Fakat gizli münafıklar, nasıl ki bir kısım hocaları bütün bütün mânâsız ve haksız bir tarzda ehl-i medresenin ve hocaların hakikî malı olan Risale-i Nur aleyhinde istimal ettikleri gibi, bazı felsefecilerin enaniyet-i ilmiyelerini tahrik edip, Nurlar aleyhinde istimal etmek ihtimâline binaen, bu hakikati Asâ-yı Mûsâ ve Zülfikar mecmualarının başında yazılsa münasip olur.

Said Nursî

بِاسْمِهِ سُبْحَانَهُ 1

İmam-ı Ali Radıyallahu Anh, Celcelutiye’sinde pek kuvvetli ve sarahate yakın bir tarzda Risale-i Nur’dan ve ehemmiyetli risalelerinden aynı numara ile haber verdiğini, Yirmi sekizinci Lem’a ile Sekizinci Şuâ tam ispat etmişler.

İmam-ı Ali Radıyallahü Anh, Risale-i Nur’un en son risalesini Celcelutiye’de وَاسْمِ عَصَا مُوسَى بِهِ الظُّلْمَةُ انْجَلَتْ fıkrasıyla haber veriyor. Biz bir iki sene evvel Âyetü’l-Kübrâ’yı en son zannetmiştik.

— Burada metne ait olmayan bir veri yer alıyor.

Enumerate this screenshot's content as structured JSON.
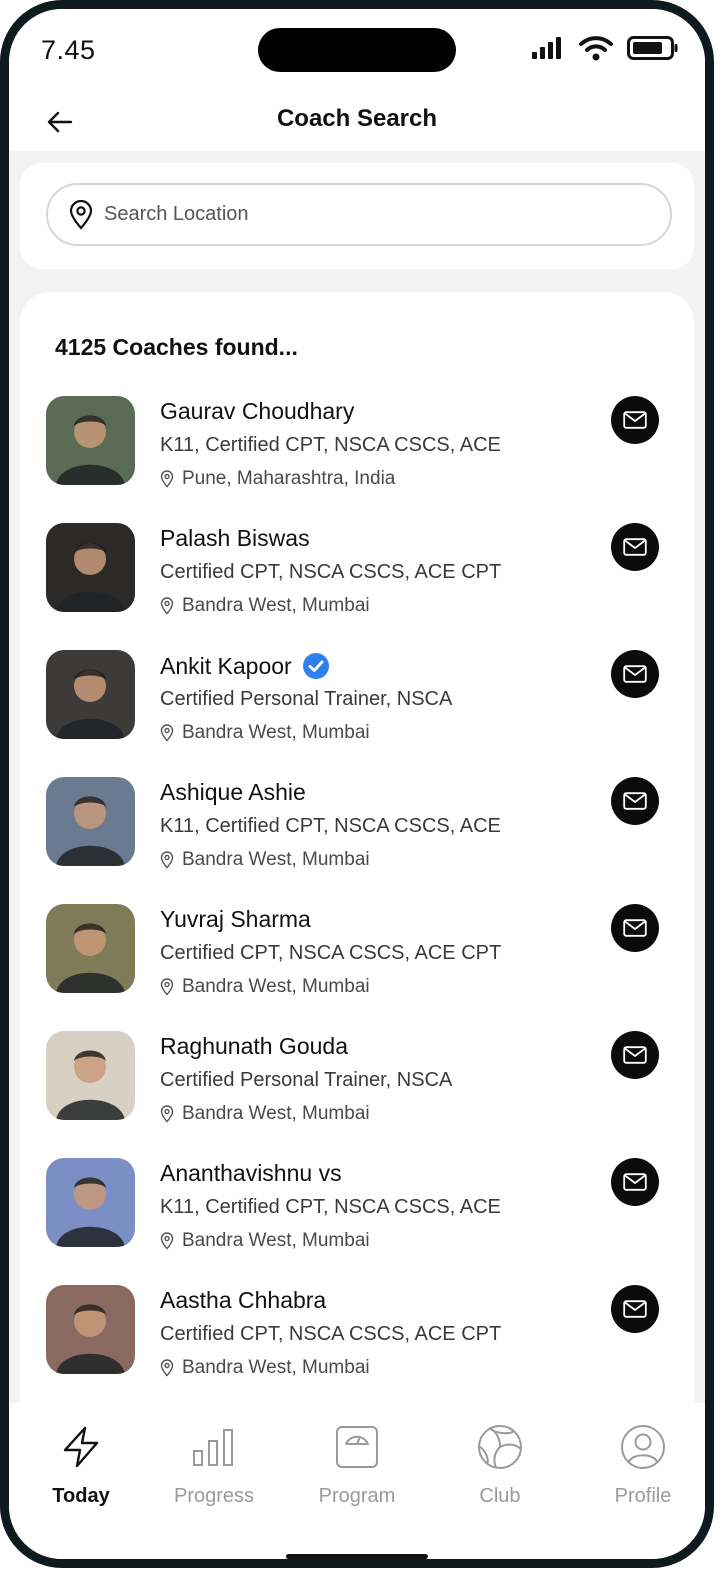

Halbuki şimdi altmış dörtte telifçe Risale-i Nur’un tamam olması ve bu cümle-i Aleviyenin meâlini, yani, karanlığı dağıtacak, asâ-yı Mûsâ (Aleyhisselâm) gibi ışık verecek, sihirleri ibtal edecek” bir risaleden haber vermesi; ve bu mecmuanın “Meyve” kısmı bir müdafaa hükmüne geçip başımıza çöken dehşetli, zulümlü zulmetleri dağıttığı gibi, “Hüccetler” kısmı da, Nurlara karşı cephe alan felsefe karanlıklarını izale edip Ankara ehl-i vukufunu teslime ve tahsine mecbur etmesi; ve istikbalde zulmetleri dağıtacak çok emâreler bulunması; ve asâ-yı Mûsâ (Aleyhisselâmın) bir taşta on iki çeşme akıtmasına ve on bir mu’cizeye medar olmasına mukabil ve müşabih bu son mecmua dahi, “Meyve”, on bir mesele-i nurâniyesi ve “Hüccetullahi’l-Bâliğa” kısmı on bir hüccet-i katıası bulunması cihetinde bize kanaat verdi ki, İmam-ı Ali Radıyallahu Anh, o fıkra ile doğrudan doğruya bu Asâ-yı Mûsâ ismindeki mecmuaya bakar ve ondan tahsinkârane haber verir.

1 : Her türlü noksandan uzak olan Allah’ın adıyla. 
2 : “Hiçbir şey yoktur ki Allah’ı hamd ile tesbih etmesin.” İsrâ Sûresi, 17:44. 
3 : Allah’ın selâmı, rahmeti ve bereketi daima ebede kadar üzerinize olsun.